Но однажды в клинику - это уже спустя много лет после войны - с тяжелым ранением был доставлен молодой парень. Судя по одежде и по тому, как он держался, его не стоило по амнистии выпускать из тюрьмы. Он все время плевался кровью себе на грудь, грязно ругался, не обращая внимания на сестер, готовивших его к операции, и клялся, что если он не даст "дубаря", то перережет "хрип" каким-то "подлюгам". Держался он так, пока был пьян. После операции несколько дней лежал без сознания, боролся со смертью. Только на седьмые сутки он окончательно пришел в себя и встретил Лихачева слабой, вполне человеческой улыбкой. Впрочем, профессор не раз убеждался в том, что даже самые отчаянные головорезы на больничной койке становятся людьми.
– А-а, доктор!
– вяло и приветливо сказал он.
– А я ведь вас знаю.
– Меня? Поразительно! Очевидно, в газетах читали?
– Я газет не читаю. Утирка! Мне о вас в исправительной колонии ваш сын, Васька, рассказывал, карточка у него хранится, на ней вы моложе.
– В-вы что-то пугаете... у меня нет сына... вернее, у меня был сын, но его звали не так.
– Дело это всего одну косую стоит, батя, имя-то.
– Минутку, минутку! Вы серьезно. Вы не шутите? Молодой человек, я вас прошу!..
...Да, они все-таки встретились. Но встретились не так, как того хотел Герасим Кондратьевич. Ничего особенного не произошло. Все было просто и даже как-то слишком буднично.
Мела пурга, спутав грань между ночью и утром. Пришел трактор, стреляя очередями в заснеженную ночь. Потом стало тихо, только свистела и бесновалась метель за окном.
Спустя много времени дверь избы распахнулась и на пороге появился высокий парень в серых валенках с рыжими пятнами мазута, в запачканной телогрейке и ватных брюках. Его красивые, резко очерченные брови недовольно сдвинулись, а темные, такие неповторимо темные, чуть грустные глаза на-какую-то долю секунды встретились с глазами профессора и туг же опустились. Парень колотил валенок об валенок и искал глазами веник.
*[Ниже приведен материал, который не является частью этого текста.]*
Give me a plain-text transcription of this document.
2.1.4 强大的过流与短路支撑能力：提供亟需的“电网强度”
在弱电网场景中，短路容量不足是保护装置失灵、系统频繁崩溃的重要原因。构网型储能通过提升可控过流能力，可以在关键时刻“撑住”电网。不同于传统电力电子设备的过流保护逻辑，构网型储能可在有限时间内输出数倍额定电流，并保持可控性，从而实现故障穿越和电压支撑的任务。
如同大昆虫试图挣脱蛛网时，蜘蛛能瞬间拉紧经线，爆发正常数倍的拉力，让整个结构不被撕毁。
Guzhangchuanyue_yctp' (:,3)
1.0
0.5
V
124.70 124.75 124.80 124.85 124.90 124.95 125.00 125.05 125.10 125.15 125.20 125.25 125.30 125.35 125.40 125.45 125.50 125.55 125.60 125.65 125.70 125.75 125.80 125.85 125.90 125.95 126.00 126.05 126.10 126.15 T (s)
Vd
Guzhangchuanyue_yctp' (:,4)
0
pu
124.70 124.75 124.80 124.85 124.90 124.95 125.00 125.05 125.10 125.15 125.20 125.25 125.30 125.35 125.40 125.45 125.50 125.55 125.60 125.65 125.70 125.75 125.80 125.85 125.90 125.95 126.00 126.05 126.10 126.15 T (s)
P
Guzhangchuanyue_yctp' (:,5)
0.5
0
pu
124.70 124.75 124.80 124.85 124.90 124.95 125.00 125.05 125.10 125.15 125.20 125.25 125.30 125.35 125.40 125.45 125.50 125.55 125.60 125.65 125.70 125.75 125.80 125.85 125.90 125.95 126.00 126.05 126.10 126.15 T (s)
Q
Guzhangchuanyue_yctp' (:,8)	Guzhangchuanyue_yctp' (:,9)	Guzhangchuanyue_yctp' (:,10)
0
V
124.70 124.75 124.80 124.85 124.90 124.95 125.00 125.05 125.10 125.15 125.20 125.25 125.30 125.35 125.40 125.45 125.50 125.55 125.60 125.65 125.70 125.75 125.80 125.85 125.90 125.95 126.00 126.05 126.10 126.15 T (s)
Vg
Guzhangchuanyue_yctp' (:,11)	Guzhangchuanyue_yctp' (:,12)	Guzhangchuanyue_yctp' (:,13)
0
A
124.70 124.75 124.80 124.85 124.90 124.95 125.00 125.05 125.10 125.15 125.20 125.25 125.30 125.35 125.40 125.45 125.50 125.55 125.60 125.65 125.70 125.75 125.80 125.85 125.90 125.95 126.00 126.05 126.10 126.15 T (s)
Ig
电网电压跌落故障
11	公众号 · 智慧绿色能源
Герасим Кондратьевич бросился к нему, обнял, что-то пытался сказать. Тихий, недовольный голос привел его в себя:
– Я же грязный, выпачкаешься...
Так вот они и встретились...
Герасим Кондратьевич мерил шагами комнату, в которую их поселила Тася. Он остановился перед отрывным календарем и с недоумением уставился на него. Потом понял, что у календаря просто-напросто давно не отрывали листочков. Он аккуратно и долго отрывал их. Снова прошелся по комнате. Василий спал, откинув голову к стене, чуть слышно похрапывая. За ушами и под челюстями у него остались мазутные пятна. "Он хорошо сделал, что убрал простыню и чистые подушки, - подумал профессор.
– А женщина здесь живет любезная, уступила свою комнату без лишних разговоров".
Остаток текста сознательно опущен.